We are passionate about our growers and suppliers who work hard in making sure we are constantly in tune with all things food.
Without this network of guru's we all would simply have nothing to create with, so as part of our duty to connect you closer to them this new section is here to make you feel even cosier than before.
Sharpham Park is a 300-acre historic park near Glastonbury on the edge of the Somerset Levels, dating back to the Bronze Age.
Going back in time, Sharpham was a deer park with an oak and chestnut paling fence of some 4 miles circumference with red deer enclosed in the Abbot. The park would also have had a rich variety of farming including cattle and sheep and the monks would have farmed rabbits, hawked and produced a variety of crops including spelt, providing food for the guests of the Abbot of Glastonbury’s table!
Sharpham park, as a farm it was known as the finest in Somerset in the 1880’s and employed 27 men and boys with shire horses. Nearby in the early 1900’s Glastonbury lake village was discovered dating back to the Iron Age and here carbonised spelt grains were found, which would have been used in a leavened bread, as this was on a Lake, the nearest farming land would have been Sharpham, which potentially means that spelt has been grown here for well over 2000 years. How amazing is that?
In 2003 Roger Saul, founder of Mulberry, bought the land around the family home and began to restore a run-down dairy farm into an organic mixed economy farm. He created the Sharpham Park brand and set out to bring spelt back into the British diet. He brought red deer back to the park as well as rare breeds, planted 300 walnut trees and created an organic rotation scheme to protect the environment and the soil, whilst being as productive as possible.
Sharpham Park is a modern interpretation of a traditional deer park. They employ a system of organic crop rotation to replenish the soil without the need for pesticides and fertilisers.
The spelt fields have 4 metre margins and the hedgerows are cut every other year to allow wildlife such as hare, lapwing, dormice, bees and ladybirds to shelter and forage for food all year round.
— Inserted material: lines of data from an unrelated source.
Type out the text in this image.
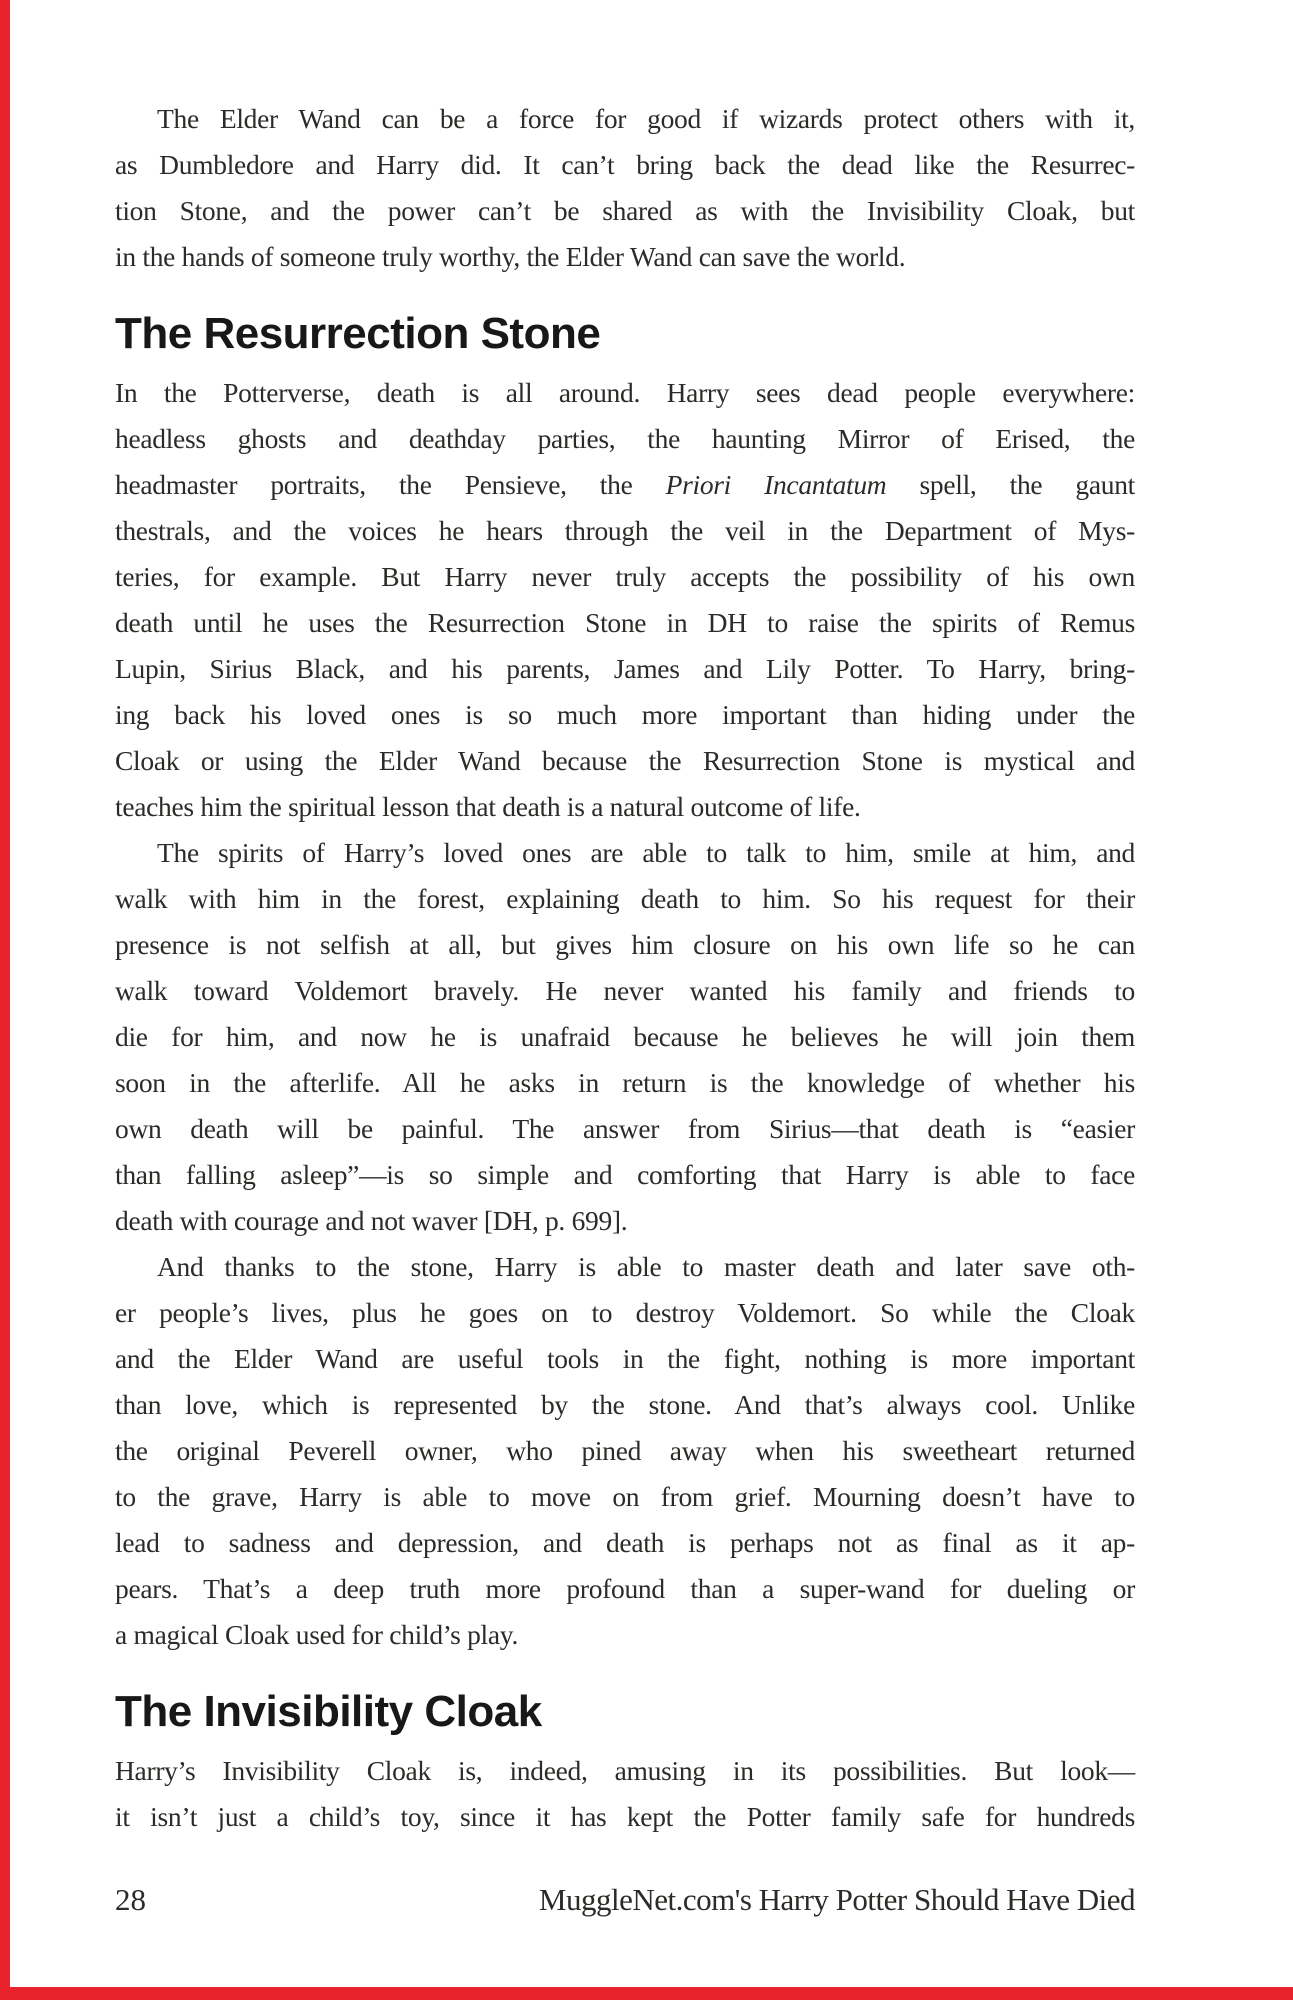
The Elder Wand can be a force for good if wizards protect others with it,
as Dumbledore and Harry did. It can’t bring back the dead like the Resurrec-
tion Stone, and the power can’t be shared as with the Invisibility Cloak, but
in the hands of someone truly worthy, the Elder Wand can save the world.
The Resurrection Stone
In the Potterverse, death is all around. Harry sees dead people everywhere:
headless ghosts and deathday parties, the haunting Mirror of Erised, the
headmaster portraits, the Pensieve, the Priori Incantatum spell, the gaunt
thestrals, and the voices he hears through the veil in the Department of Mys-
teries, for example. But Harry never truly accepts the possibility of his own
death until he uses the Resurrection Stone in DH to raise the spirits of Remus
Lupin, Sirius Black, and his parents, James and Lily Potter. To Harry, bring-
ing back his loved ones is so much more important than hiding under the
Cloak or using the Elder Wand because the Resurrection Stone is mystical and
teaches him the spiritual lesson that death is a natural outcome of life.
The spirits of Harry’s loved ones are able to talk to him, smile at him, and
walk with him in the forest, explaining death to him. So his request for their
presence is not selfish at all, but gives him closure on his own life so he can
walk toward Voldemort bravely. He never wanted his family and friends to
die for him, and now he is unafraid because he believes he will join them
soon in the afterlife. All he asks in return is the knowledge of whether his
own death will be painful. The answer from Sirius—that death is “easier
than falling asleep”—is so simple and comforting that Harry is able to face
death with courage and not waver [DH, p. 699].
And thanks to the stone, Harry is able to master death and later save oth-
er people’s lives, plus he goes on to destroy Voldemort. So while the Cloak
and the Elder Wand are useful tools in the fight, nothing is more important
than love, which is represented by the stone. And that’s always cool. Unlike
the original Peverell owner, who pined away when his sweetheart returned
to the grave, Harry is able to move on from grief. Mourning doesn’t have to
lead to sadness and depression, and death is perhaps not as final as it ap-
pears. That’s a deep truth more profound than a super-wand for dueling or
a magical Cloak used for child’s play.
The Invisibility Cloak
Harry’s Invisibility Cloak is, indeed, amusing in its possibilities. But look—
it isn’t just a child’s toy, since it has kept the Potter family safe for hundreds
28	MuggleNet.com's Harry Potter Should Have Died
A dedicated organic spelt mill was opened in June 2007 by the Countess of Wessex. Millers at Sharpham Park stone grind the grain to make flour the traditional way, leaving the husk of the grain on right up until the start of the milling process keeping the vital nutrients locked in and maintaining freshness while adding to the flavour.
Stone grinding protects the grain's natural germ oils, unlike flour which is made using modern methods of steel rollers which grind the grain several times. We do not add additives or preservatives to our flour.
Pearled Spelt is also produced at the Mill. The grain is pearled by bouncing it over five rotating stones to take off the outer level of bran so it can absorb water and flavour during cooking.